While the original Woodstock was a key moment in hippie anti-war counterculture, the 1999 revival quickly descended into a violent and fiery mess.

There were four reported cases of rape and many reported cases of sexual assault which are mentioned in the three-part documentary series.

One woman named Heather, who was 14 when she attended the festival, recounted being groped while crowd-surfing.

“There were people who were legit trying to carry you as they’re supposed to be, but there’s equally as many dudes, like, grabbing your boob and getting a squeeze on your butt as they’re passing you along and, you know, I was young, I was 14, like I had never had those kind of hand in those places," she said.

In another shocking interview, stage manager AJ Srybnik said he found a naked a young girl who was unconscious and next to her was a boy pulling his trousers back on.

The festival descended into chaos. Credit: Netflix
The festival descended into chaos. Credit: Netflix

“I was floored,” he reflected on the shocking moment. “It literally took the life out of me.” 

One viewer shared: “If you're planning on watching that Netflix doc about Woodstock ‘99, be warned there's imagery that could be potentially triggering for sexual assault survivors.”

Reacting to the organisers’ response to the reports of sexual assault, one viewer wrote: “The attitude towards the multitude of sexual assault allegations at #Woodstock99 from the men in charge of is nothing short of foul.”

While another called the documentary ‘fantastic’ they said the accounts of sexual assault left them feeling ‘angry’.

They tweeted: “Watched the @netflix documentary on #Woodstock99 and dear God, the amount of victim blaming and turning a blind eye to the abuse and assault of women made me so angry.

"Fantastic documentary about a festival that could have been so amazing, but greed ruined it, like most things.”

A fourth person said they were ‘gobsmacked’ in response to the documentary. “This documentary left me gobsmacked. People’s lives were ruined by the sexual assault and physical abuse that occurred at that festival,” they wrote.

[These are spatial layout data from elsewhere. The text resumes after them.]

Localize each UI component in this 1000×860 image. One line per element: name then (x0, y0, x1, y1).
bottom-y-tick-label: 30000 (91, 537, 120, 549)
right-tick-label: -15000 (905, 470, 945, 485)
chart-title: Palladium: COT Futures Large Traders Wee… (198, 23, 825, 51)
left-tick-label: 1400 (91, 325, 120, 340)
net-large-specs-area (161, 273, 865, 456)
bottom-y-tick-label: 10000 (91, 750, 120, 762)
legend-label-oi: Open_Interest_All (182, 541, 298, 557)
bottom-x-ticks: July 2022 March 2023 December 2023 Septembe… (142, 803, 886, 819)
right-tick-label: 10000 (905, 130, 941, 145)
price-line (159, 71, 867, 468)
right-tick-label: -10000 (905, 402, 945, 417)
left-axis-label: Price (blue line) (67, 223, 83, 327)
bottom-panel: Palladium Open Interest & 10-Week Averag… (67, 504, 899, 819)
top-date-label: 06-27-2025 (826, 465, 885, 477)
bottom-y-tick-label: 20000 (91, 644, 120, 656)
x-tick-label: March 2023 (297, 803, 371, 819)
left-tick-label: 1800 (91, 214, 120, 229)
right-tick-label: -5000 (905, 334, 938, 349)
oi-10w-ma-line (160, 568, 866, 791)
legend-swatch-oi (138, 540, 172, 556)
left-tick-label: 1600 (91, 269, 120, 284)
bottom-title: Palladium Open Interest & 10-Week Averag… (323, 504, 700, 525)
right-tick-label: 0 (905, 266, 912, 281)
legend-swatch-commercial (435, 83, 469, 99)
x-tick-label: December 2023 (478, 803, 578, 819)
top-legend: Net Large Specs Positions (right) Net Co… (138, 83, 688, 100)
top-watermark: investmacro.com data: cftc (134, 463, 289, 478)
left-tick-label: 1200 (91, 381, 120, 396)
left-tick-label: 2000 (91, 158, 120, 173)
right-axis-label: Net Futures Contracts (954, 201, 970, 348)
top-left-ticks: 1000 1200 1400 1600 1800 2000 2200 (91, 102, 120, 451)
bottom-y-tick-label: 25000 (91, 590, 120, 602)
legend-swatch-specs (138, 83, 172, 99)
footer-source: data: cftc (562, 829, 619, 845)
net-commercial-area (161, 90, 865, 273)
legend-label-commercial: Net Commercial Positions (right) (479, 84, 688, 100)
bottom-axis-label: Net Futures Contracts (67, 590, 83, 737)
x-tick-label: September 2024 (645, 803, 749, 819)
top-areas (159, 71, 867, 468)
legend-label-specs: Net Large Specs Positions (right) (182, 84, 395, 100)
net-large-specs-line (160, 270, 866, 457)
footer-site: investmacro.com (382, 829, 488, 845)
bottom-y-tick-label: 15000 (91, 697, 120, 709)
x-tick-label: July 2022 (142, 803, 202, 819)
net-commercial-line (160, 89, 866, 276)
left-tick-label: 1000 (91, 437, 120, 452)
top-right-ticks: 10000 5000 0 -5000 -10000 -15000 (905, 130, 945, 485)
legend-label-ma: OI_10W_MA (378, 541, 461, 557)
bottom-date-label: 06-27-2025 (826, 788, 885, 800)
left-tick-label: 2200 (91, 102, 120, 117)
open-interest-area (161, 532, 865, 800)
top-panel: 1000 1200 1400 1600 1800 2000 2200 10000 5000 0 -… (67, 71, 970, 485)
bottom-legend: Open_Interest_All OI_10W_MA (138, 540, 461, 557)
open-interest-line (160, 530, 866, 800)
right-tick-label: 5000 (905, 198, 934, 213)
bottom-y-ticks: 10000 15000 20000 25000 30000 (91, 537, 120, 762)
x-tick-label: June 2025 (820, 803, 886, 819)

“I don’t even want to mention substance abuse in that mess #Woodstock99.”

Echoing other viewers’ anger at victim blaming towards the women who removed their tops during the festival, one Twitter user shared: “That #woodstock99 on Netflix was wild. Those dudes just wanted to make money, and for them to say they didn’t know women were assaulted…and for anyone saying “well the women were topless” still doesn’t give those men the right to assault anyone.”

The documentary series has shocked viewers. Credit: Netflix
The documentary series has shocked viewers. Credit: Netflix

Promoter John Sher has also received criticism for comments made in the documentary about the festival’s four reported rapes.

“Woodstock was like a small city, you know?” he says in the last episode of the docuseries. 

“All things considered, I’d say that there would probably be as many or more rapes in any sized city of that… but it wasn’t anything that gained enough momentum so that it caused any on-site issues, other than, of course, the women it happened to."

One outraged viewer called Sher’s comments ‘baffling’ in a tweet: "I think Michael Lang and John Scher's inability to take responsibility for the conditions during Woodstock '99 is a great example of how hippy boomers sold out their 'peace and love' to uninhibited capitalism.

"They really think they did nothing wrong it's baffling."

Trainwreck: Woodstock ’99 is available to stream on Netflix now.